Popkin: For sure. One of the real challenges I’ve run into is that you want to have a data lake for people to noodle around and try stuff easily. Like if you’re a data science team or analytics team and you want to get weather data and play around with it in combination with other stuff. That can’t turn into a three-month long ETL process. It’s got to be super easy because you’re just trying ideas around and you want to have an idea on Monday, try it on Tuesday and decide if it’s a good idea or bad idea on Tuesday, not put in a queue for an ETL team to do next quarter, right?
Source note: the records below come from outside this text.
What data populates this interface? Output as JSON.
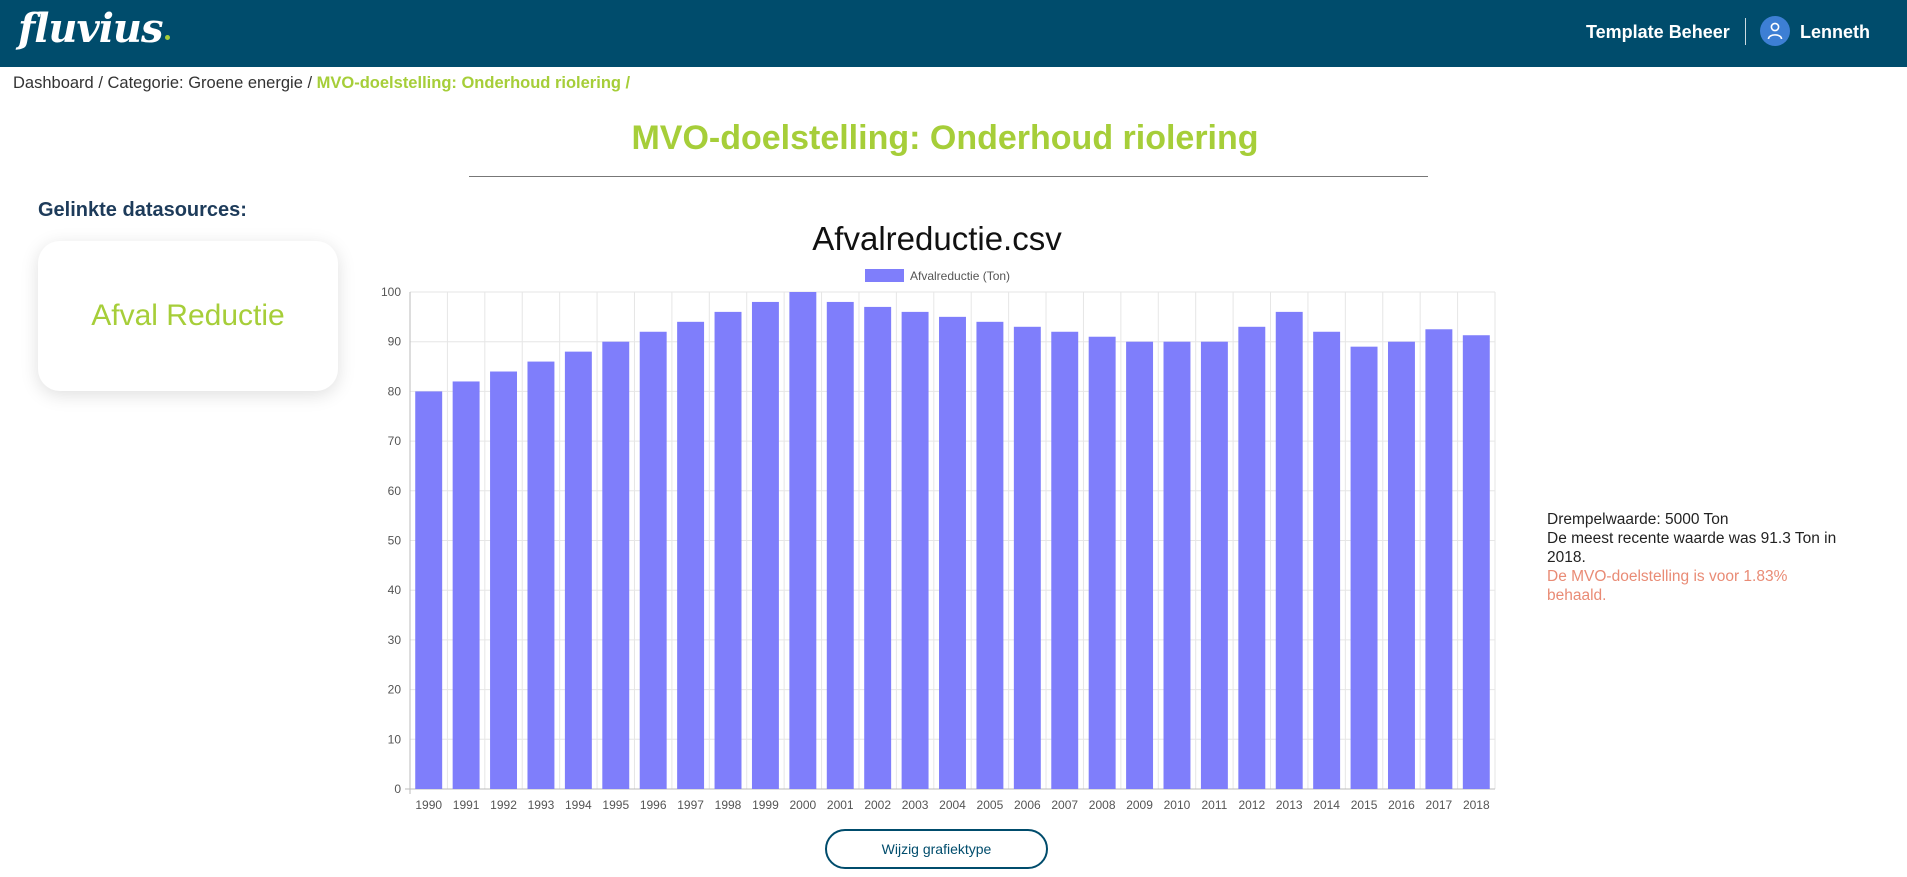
{
  "app": {
    "logo_text": "fluvius"
  },
  "nav": {
    "template_label": "Template Beheer",
    "user_name": "Lenneth"
  },
  "breadcrumb": {
    "items": [
      "Dashboard",
      "Categorie: Groene energie"
    ],
    "separator": " / ",
    "current": "MVO-doelstelling: Onderhoud riolering /"
  },
  "page": {
    "title": "MVO-doelstelling: Onderhoud riolering"
  },
  "datasources": {
    "heading": "Gelinkte datasources:",
    "card_label": "Afval Reductie"
  },
  "info": {
    "threshold": "Drempelwaarde: 5000 Ton",
    "recent": "De meest recente waarde was 91.3 Ton in 2018.",
    "status": "De MVO-doelstelling is voor 1.83% behaald."
  },
  "actions": {
    "change_chart_label": "Wijzig grafiektype"
  },
  "colors": {
    "brand_dark": "#004c6c",
    "brand_green": "#a6ce39",
    "bar": "#7f7efb",
    "warn": "#e98b75"
  },
  "chart_data": {
    "type": "bar",
    "title": "Afvalreductie.csv",
    "legend_position": "top",
    "grid": true,
    "categories": [
      "1990",
      "1991",
      "1992",
      "1993",
      "1994",
      "1995",
      "1996",
      "1997",
      "1998",
      "1999",
      "2000",
      "2001",
      "2002",
      "2003",
      "2004",
      "2005",
      "2006",
      "2007",
      "2008",
      "2009",
      "2010",
      "2011",
      "2012",
      "2013",
      "2014",
      "2015",
      "2016",
      "2017",
      "2018"
    ],
    "series": [
      {
        "name": "Afvalreductie (Ton)",
        "values": [
          80,
          82,
          84,
          86,
          88,
          90,
          92,
          94,
          96,
          98,
          100,
          98,
          97,
          96,
          95,
          94,
          93,
          92,
          91,
          90,
          90,
          90,
          93,
          96,
          92,
          89,
          90,
          92.5,
          91.3
        ]
      }
    ],
    "ylim": [
      0,
      100
    ],
    "yticks": [
      0,
      10,
      20,
      30,
      40,
      50,
      60,
      70,
      80,
      90,
      100
    ]
  }
}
But at the same time, if you’ve got core data that you’re delivering to your customers, like what’s the valuation of a car that insurance companies can use for determining insurance pricing or the bank’s going to use for lease valuations, you really have to have absolute lockdown governance around that data because the business impact of getting that wrong is very high. You have to have a data lake and have it be very fluid for some purposes but have the refined output product absolutely reliable and locked down. You have to be careful to maintain that, and I found it was very helpful to put a lot governance around access control and process but also building QA into the tooling. If a vendor changes their file format or they had a problem operationally or what have you and all of a sudden I’m getting a bunch of zeroes and I should have been getting dollar values, I want to know that in minutes, not because some report looks a little funny two weeks later. Getting that early warning, even though it requires a little bit of effort to build these sort of assertions in, it’s not that hard and the value’s huge.
Woods: How would you go about doing the same thing with a DataOps environment that you did when you implemented DevOps?
Popkin: It’s a lot of the similar concepts—that you want to have continuous integration, automation, for example, if a data scientist tweaks an algorithm and does a commit into source code, that can automatically build, deploy, and run through tests just like application code. Obviously some of the details are different, like you want to have test sample data sets to run on and validation around outputs and that sort of thing. But all the principles around source code control and test validations and automation and release process and so on are very similar. And then again, using things like Lambda certainly makes it a lot easier too because it eliminates a lot of the heavy lifting.
Woods: What advice would you have for people who are thinking about trying to understand what DataOps is and trying to find their own ways to put it to work and see if it works?
Popkin: I’m a big believer in automating everything possible just because the end result is such a friction reducer. Obviously, if I’m noodling around on my laptop, just sort of trying stuff out, I’m not going to worry about automating everything. But once I’m doing kind of a real project, it’s worth having some test code, it’s worth having automated builds and deploys. Once you’ve done a couple of them, it’s very little extra work. If you do a little testing over obvious stuff that’s very, very easy to write, you still catch problems much earlier than if you didn’t do that. And then if you can align the data science and the operational environments and tooling, that’s a huge friction reducer because I’ve been at several companies where data science or analytics would work in tools like R and then the operational or the product people would have to go recode it all in Java or C# or something and that could take six months or a year before it actually works. That was super expensive and introduced a lot of bugs and took a long time to work through.